Location
- Country: Montenegro

Physical characteristics
- • location: Morača
- • coordinates: 42°24′46″N 19°13′10″E﻿ / ﻿42.4127°N 19.2194°E

Basin features
- Progression: Morača→ Lake Skadar→ Bojana→ Adriatic Sea

= Mareza =

The Mareza (Montenegrin Cyrillic: Мареза) is a river in Montenegro. It also lends its name to a suburb of Podgorica, where the river originates.

==The river==
The Mareza is a small river that originates at the Mareza Springs, some 3 km northwest of Podgorica's neighbourhood of Tološi. The Mareza Springs are the source of much of Podgorica's drinking water. It also provides water for the Mareza fish pond, an artificial pond created for fish breeding.
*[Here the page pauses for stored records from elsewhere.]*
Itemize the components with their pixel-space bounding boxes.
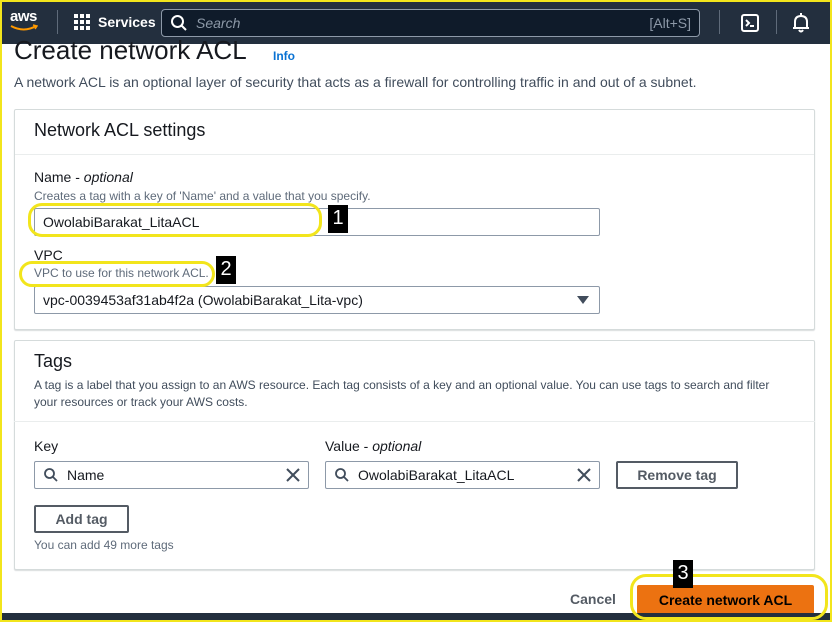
vpc-selected-value: vpc-0039453af31ab4f2a (OwolabiBarakat_Li… (43, 292, 363, 308)
vpc-select[interactable]: vpc-0039453af31ab4f2a (OwolabiBarakat_Li… (34, 286, 600, 314)
nav-divider (57, 10, 58, 34)
tag-value-input[interactable]: OwolabiBarakat_LitaACL (325, 461, 600, 489)
search-input[interactable] (196, 15, 650, 31)
clear-icon[interactable] (286, 468, 300, 482)
grid-icon (74, 14, 90, 30)
tags-description-line2: your resources or track your AWS costs. (34, 395, 248, 409)
cloudshell-icon[interactable] (740, 13, 760, 33)
search-icon (44, 468, 58, 482)
tag-key-input[interactable]: Name (34, 461, 309, 489)
services-menu-button[interactable]: Services (74, 12, 156, 32)
annotation-number-1: 1 (328, 205, 348, 233)
tag-value-label: Value - optional (325, 438, 422, 454)
aws-smile-icon (10, 24, 38, 31)
caret-down-icon (577, 296, 589, 304)
cancel-button[interactable]: Cancel (562, 589, 624, 609)
footer-bar (0, 613, 832, 622)
annotation-number-3: 3 (673, 560, 693, 588)
search-bar[interactable]: [Alt+S] (161, 9, 700, 37)
annotation-number-2: 2 (216, 256, 236, 284)
page-title: Create network ACL (14, 35, 247, 65)
tag-value-value: OwolabiBarakat_LitaACL (358, 467, 515, 483)
nav-divider (776, 10, 777, 34)
name-input[interactable] (34, 208, 600, 236)
remove-tag-button[interactable]: Remove tag (616, 461, 738, 489)
tags-divider (14, 421, 815, 422)
clear-icon[interactable] (577, 468, 591, 482)
tag-key-label: Key (34, 438, 59, 454)
tag-key-value: Name (67, 467, 105, 483)
tags-remaining-text: You can add 49 more tags (34, 538, 174, 552)
info-link[interactable]: Info (273, 49, 295, 63)
nav-divider (719, 10, 720, 34)
create-network-acl-button[interactable]: Create network ACL (637, 585, 814, 614)
search-icon (171, 15, 187, 31)
search-shortcut-hint: [Alt+S] (649, 15, 691, 31)
add-tag-button[interactable]: Add tag (34, 505, 129, 533)
search-icon (335, 468, 349, 482)
name-field-description: Creates a tag with a key of 'Name' and a… (34, 189, 371, 203)
tags-description-line1: A tag is a label that you assign to an A… (34, 378, 770, 392)
page-description: A network ACL is an optional layer of se… (14, 74, 697, 90)
vpc-field-label: VPC (34, 247, 63, 263)
tags-panel: Tags (14, 340, 815, 570)
services-label: Services (98, 14, 156, 30)
settings-header: Network ACL settings (15, 110, 814, 155)
aws-logo[interactable]: aws (10, 9, 44, 35)
name-field-label: Name - optional (34, 169, 133, 185)
vpc-field-description: VPC to use for this network ACL. (34, 266, 209, 280)
notifications-bell-icon[interactable] (790, 12, 812, 34)
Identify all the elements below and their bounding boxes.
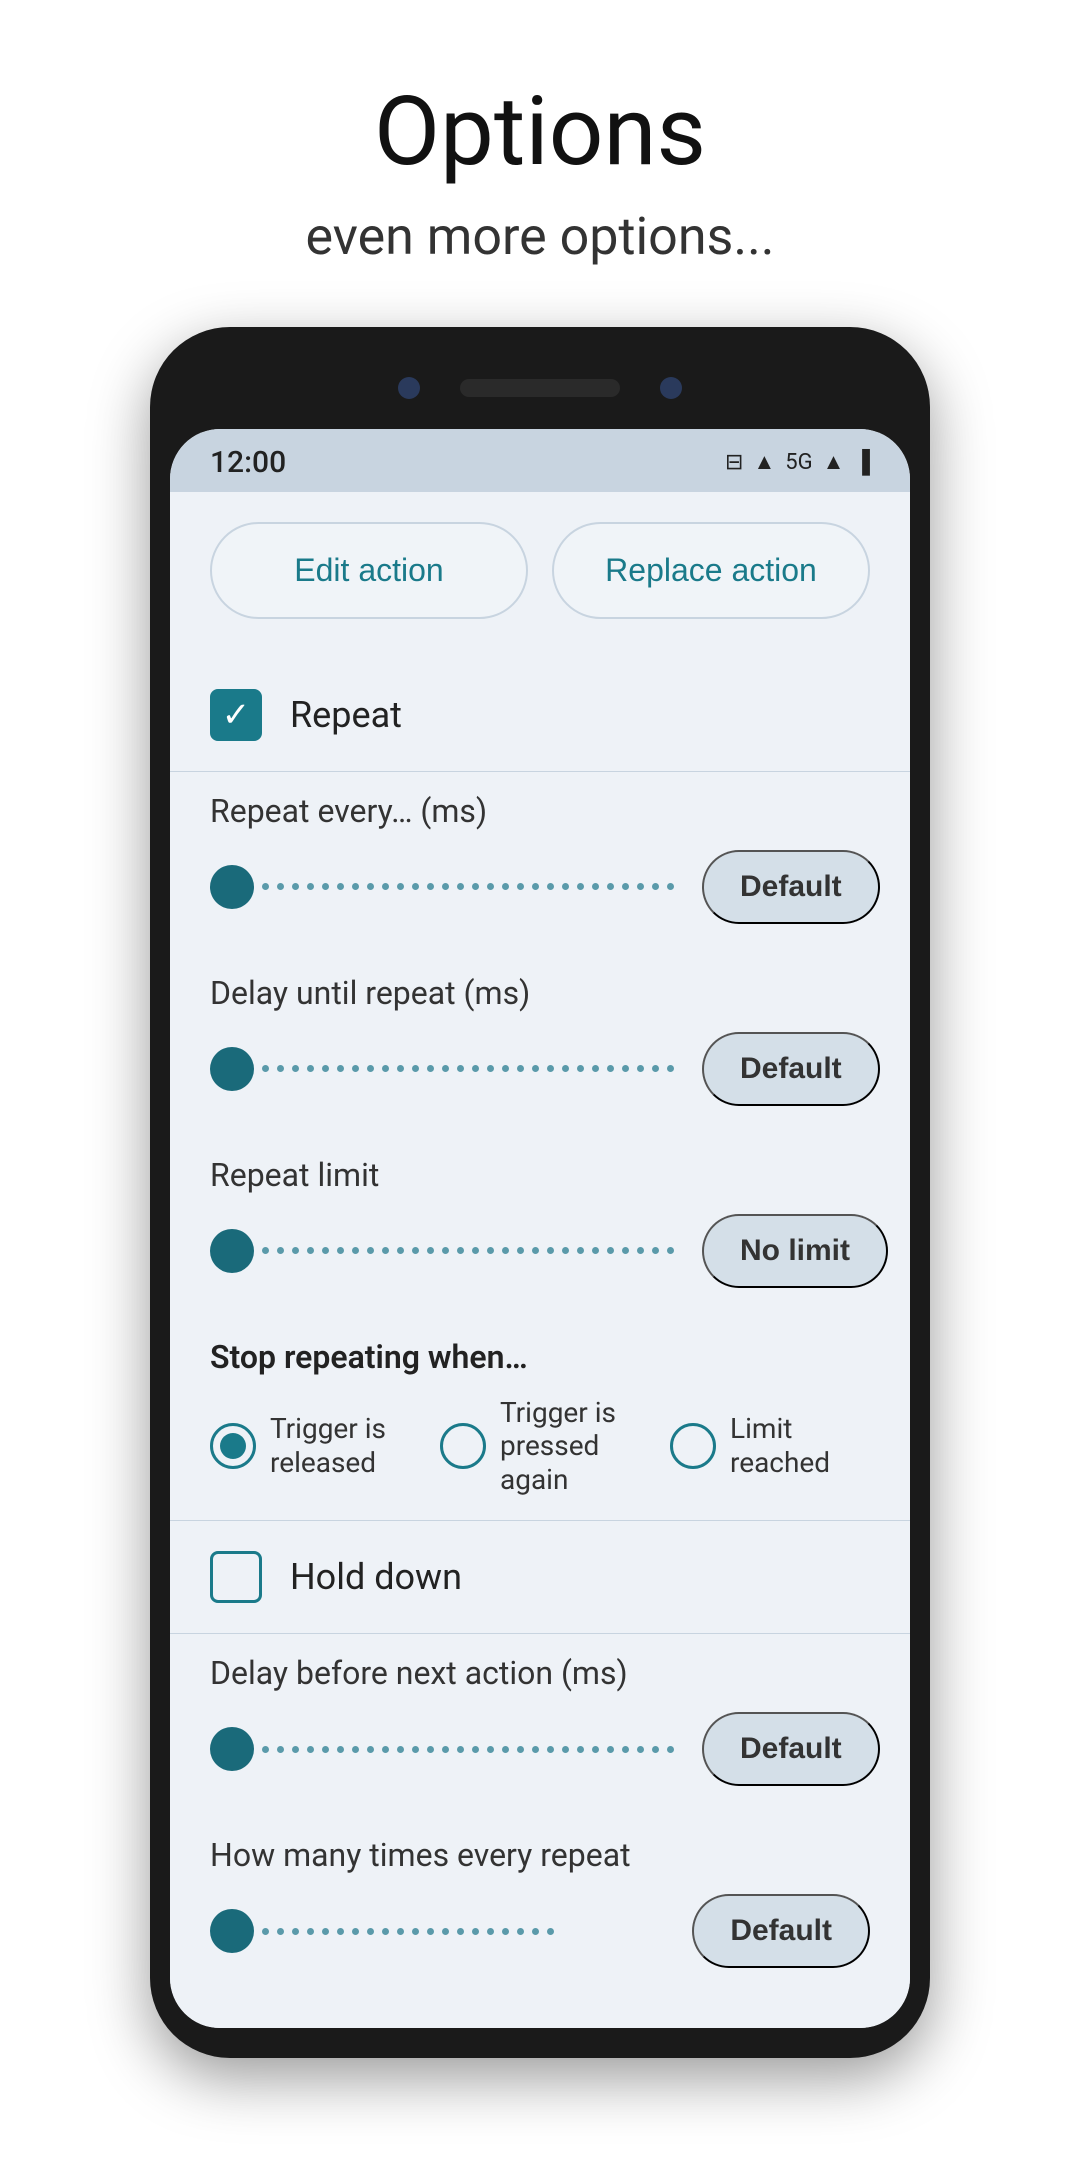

From there on, the Mareza generally has a form of a small canal, and empties into the Morača just south of Podgorica.

==The suburb==
Mareza is also a name of a settlement around the Mareza Springs. It is a favourite excursion site of Podgorica citizens, partly because it has a few degrees lower temperature than Podgorica city in the summer months. It is also a home of one of the Plantaže restaurants, famed for its traditional Montenegrin cuisine. It is somewhat exclusive residential area, one of the residents being the former Mayor of Podgorica, Miomir Mugoša.